The central mysteries of the case remained. Who was it who had telephoned the message to Lorrimer about the can being burned and the number 1840? Was it the same woman who had rung Mrs. Bidwell? What had been written on the missing sheet from Lorrimer’s rough notebook? What had prompted Lorrimer to make that extraordinary will?
Lifting his head from the files, he listened. There was a noise, faintly discernible, like the creeping of a myriad insects. He remembered it from his childhood nights, lying awake in the nursery of his father’s Norfolk vicarage, a sound he had never heard in the noise of cities, the first gentle sibilant whisper of the night rain. Soon it was followed by a spatter of drops against the window and the rising moan of the wind in the chimney. The fire spluttered and then flared into sudden brightness. There was a violent flurry of rain against the pane and then, as quickly as it had begun, the brief storm was over.

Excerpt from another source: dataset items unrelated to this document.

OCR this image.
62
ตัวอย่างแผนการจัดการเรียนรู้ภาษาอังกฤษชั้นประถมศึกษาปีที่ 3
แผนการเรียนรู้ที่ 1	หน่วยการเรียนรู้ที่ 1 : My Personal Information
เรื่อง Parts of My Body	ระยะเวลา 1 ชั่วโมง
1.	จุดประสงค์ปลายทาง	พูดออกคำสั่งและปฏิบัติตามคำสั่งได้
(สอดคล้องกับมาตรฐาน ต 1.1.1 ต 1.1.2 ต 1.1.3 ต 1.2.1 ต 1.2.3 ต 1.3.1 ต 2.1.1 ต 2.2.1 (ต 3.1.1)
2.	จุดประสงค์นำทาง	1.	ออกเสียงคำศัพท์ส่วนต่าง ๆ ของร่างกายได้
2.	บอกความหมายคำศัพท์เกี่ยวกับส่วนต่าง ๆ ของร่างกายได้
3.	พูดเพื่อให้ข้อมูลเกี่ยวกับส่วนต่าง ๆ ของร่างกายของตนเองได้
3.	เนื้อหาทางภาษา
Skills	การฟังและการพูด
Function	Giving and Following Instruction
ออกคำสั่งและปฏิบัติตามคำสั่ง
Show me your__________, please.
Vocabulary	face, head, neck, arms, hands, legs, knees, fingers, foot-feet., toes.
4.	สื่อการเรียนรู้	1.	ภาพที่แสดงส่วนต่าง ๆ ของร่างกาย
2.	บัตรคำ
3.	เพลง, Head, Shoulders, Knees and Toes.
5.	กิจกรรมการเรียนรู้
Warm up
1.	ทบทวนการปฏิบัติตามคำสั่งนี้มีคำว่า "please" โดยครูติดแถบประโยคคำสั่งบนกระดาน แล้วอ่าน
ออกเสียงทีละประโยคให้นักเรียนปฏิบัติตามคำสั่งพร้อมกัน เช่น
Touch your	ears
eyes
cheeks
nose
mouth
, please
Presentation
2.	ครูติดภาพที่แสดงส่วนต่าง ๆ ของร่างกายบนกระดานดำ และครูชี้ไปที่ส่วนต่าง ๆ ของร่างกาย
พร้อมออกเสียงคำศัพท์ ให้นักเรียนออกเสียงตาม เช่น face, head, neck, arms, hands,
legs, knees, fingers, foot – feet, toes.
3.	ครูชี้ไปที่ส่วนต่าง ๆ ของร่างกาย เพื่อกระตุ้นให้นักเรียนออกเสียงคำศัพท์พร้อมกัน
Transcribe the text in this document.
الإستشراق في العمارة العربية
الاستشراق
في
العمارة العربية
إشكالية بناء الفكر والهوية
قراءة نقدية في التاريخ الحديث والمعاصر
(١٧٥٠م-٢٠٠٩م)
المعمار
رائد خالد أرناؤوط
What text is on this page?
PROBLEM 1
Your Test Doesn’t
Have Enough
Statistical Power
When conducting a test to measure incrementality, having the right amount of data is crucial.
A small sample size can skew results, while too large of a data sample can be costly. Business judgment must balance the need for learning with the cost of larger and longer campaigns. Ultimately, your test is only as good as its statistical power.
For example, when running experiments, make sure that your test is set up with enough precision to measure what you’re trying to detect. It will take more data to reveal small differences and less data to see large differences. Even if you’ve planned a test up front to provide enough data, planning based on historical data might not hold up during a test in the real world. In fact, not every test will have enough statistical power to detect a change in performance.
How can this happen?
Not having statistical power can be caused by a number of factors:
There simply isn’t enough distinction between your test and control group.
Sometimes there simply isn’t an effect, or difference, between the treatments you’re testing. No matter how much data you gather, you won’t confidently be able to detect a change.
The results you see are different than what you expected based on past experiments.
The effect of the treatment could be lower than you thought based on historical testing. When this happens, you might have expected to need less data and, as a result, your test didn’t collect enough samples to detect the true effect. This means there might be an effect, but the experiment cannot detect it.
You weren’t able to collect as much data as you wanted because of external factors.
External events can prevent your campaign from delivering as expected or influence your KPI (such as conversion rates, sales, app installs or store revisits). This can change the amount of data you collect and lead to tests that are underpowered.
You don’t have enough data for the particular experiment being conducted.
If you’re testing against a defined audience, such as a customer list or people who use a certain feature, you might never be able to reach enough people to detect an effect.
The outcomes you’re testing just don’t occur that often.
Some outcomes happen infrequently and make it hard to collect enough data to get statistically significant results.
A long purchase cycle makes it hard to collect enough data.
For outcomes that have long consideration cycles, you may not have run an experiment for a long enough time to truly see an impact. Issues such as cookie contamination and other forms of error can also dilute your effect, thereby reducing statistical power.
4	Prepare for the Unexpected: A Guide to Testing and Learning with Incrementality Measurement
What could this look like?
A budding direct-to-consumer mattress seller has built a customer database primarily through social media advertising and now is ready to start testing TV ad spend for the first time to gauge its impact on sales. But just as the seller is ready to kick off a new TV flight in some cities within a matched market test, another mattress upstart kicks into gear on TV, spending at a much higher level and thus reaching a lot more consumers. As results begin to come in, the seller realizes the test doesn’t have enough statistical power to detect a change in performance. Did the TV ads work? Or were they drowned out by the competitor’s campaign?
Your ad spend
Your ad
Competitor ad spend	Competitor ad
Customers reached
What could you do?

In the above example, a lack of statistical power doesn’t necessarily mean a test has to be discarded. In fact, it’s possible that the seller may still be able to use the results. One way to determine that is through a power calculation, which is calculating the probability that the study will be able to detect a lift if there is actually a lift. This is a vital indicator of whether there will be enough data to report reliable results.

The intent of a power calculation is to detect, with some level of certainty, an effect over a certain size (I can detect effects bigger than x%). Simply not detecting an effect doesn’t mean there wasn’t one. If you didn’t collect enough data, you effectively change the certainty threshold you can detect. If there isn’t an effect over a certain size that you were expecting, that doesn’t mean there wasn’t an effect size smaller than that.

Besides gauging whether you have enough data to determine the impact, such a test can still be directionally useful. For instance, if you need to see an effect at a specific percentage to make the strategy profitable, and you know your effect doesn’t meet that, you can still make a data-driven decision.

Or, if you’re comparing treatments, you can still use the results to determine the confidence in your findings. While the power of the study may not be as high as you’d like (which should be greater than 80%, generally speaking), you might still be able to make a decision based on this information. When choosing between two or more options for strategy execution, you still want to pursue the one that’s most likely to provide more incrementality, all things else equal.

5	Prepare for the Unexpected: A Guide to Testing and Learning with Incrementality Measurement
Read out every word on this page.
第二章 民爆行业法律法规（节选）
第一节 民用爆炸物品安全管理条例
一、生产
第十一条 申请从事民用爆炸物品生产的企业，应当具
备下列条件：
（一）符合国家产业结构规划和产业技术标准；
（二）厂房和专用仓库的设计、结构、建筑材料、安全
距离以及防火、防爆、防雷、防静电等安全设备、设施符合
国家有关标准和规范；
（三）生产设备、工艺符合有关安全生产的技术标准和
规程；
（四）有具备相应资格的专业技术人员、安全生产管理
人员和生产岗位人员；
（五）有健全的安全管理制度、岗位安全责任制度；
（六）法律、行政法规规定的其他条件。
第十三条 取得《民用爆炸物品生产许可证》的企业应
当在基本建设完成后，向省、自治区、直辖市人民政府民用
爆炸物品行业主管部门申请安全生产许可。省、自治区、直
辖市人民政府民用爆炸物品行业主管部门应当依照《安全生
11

He opened the window to savour the smell of the damp night air, and gazed out into a blanket of darkness, black fen earth merging with the paler sky.
As his eyes became accustomed to the night, he could discern the low rectangle of the village hall and, beyond it, the great medieval tower of the church. Then the moon sailed out from behind the clouds and the churchyard became visible, the obelisks and gravestones gleaming pale as if they exuded their own mysterious light. Below him, faintly luminous, lay the gravel path along which, the previous night, the morris-dancers, bells jangling, had made their way through the rising mist. Staring out over the churchyard he pictured the hobby-horse pawing the ground to meet them, rearing its grotesque head among the gravestones and snapping the air with its great jaws. And he wondered again who had been inside its skin.